You can't help them by pushing an issue from a relatively simple setting into another setting that requires greater skill and understanding.

Where you can help them is learning what their task is, what they are trying to accomplish, and then provide a fast and easy tool that does that for them.

You could preselect the 'Sort' tool in Transforms and set the proper default values

There's no sense to having a "sort" tool in Transform, because tables don't have any sort order. None. There is no meaning to "sorting" a table, and no SQL thinks of tables as being a sorted entity.

There is no meaning to SELECT * INTO [sorted table] FROM [unsorted table] ORDER BY... That's incorrect SQL.

What you can do is provide a report, that is, a results table that lists records in some sort order. But that's just a temporary report. It's not a table in the database.

One reason a table window is a hack (a very convenient hack, but still, a hack) is that it provides features like a sorted display which gives the impression that there could be such a notion as sort order within a table. That's an example of what I meant when I wrote that the table window can seduce you into amateurish notions that are flat out wrong when it comes to a more effective understanding of SQL and, ultimately, way more productive workflow.

But you can warn them in case of no full fetch of data and give the opportunity to switch to the next best and appropriate tool in this case.

Already there. Every table window for a table that's larger than the 50k records shown has an icon that indicates there is no full fetch of data. People who ignore that have skipped over the very basics of tables.
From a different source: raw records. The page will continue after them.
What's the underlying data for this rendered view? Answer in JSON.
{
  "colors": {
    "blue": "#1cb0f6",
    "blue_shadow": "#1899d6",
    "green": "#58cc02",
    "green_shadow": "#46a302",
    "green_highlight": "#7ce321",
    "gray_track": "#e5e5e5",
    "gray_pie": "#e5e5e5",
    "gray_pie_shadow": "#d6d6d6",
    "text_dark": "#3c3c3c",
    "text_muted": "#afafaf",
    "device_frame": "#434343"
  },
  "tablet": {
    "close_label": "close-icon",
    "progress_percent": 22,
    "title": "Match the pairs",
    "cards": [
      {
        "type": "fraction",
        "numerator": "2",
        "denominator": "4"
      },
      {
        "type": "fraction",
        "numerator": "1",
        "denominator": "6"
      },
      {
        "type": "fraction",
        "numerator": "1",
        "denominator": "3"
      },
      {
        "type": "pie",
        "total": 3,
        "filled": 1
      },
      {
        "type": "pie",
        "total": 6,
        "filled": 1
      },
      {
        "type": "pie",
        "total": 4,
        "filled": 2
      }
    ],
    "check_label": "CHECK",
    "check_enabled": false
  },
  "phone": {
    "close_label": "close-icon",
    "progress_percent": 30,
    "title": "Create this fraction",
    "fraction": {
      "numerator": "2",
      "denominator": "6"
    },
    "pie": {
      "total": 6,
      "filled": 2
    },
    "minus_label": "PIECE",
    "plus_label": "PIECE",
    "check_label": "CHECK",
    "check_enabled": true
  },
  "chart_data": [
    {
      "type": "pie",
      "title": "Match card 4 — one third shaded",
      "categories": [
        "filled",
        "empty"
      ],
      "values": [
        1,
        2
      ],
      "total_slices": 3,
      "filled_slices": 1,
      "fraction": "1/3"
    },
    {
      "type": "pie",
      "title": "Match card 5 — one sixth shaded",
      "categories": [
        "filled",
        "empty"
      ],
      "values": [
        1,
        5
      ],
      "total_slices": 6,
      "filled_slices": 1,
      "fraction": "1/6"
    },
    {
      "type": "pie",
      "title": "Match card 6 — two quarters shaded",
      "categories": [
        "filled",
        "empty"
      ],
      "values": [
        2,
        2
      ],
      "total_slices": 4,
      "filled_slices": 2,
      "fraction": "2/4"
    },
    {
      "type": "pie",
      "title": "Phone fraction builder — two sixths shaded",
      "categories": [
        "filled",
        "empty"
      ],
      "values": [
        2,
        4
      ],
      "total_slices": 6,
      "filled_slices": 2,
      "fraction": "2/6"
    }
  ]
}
Look, 9 is a big system with very many facilities already and thousands more coming into the product in the next 12 months.

If you're going to try to proof the system against people who are unwilling to learn how to use it, say, by popping open confirmation and warning dialogs ("Hey out there! This icon here [big blinking arrow appears] indicates that only the first 50,000 records are shown! There are more records! ") at every possible step where somebody who refuses to study the basics might get confused, you're going to make the system totally unusable for skilled people.

The opportunity to switch to the next best and appropriate tool is there as well: it's in the View - Filters menu, enabling people to choose a variety of one-click variations, to pull from the entire table, to have Manifold write a query for them, etc.. People who refuse to study the basics won't know about those facilities, but they are there and it doesn't take much skill or learning to benefit from them.

Could those be expanded to add yet more nice things that can get done with a single click? Sure.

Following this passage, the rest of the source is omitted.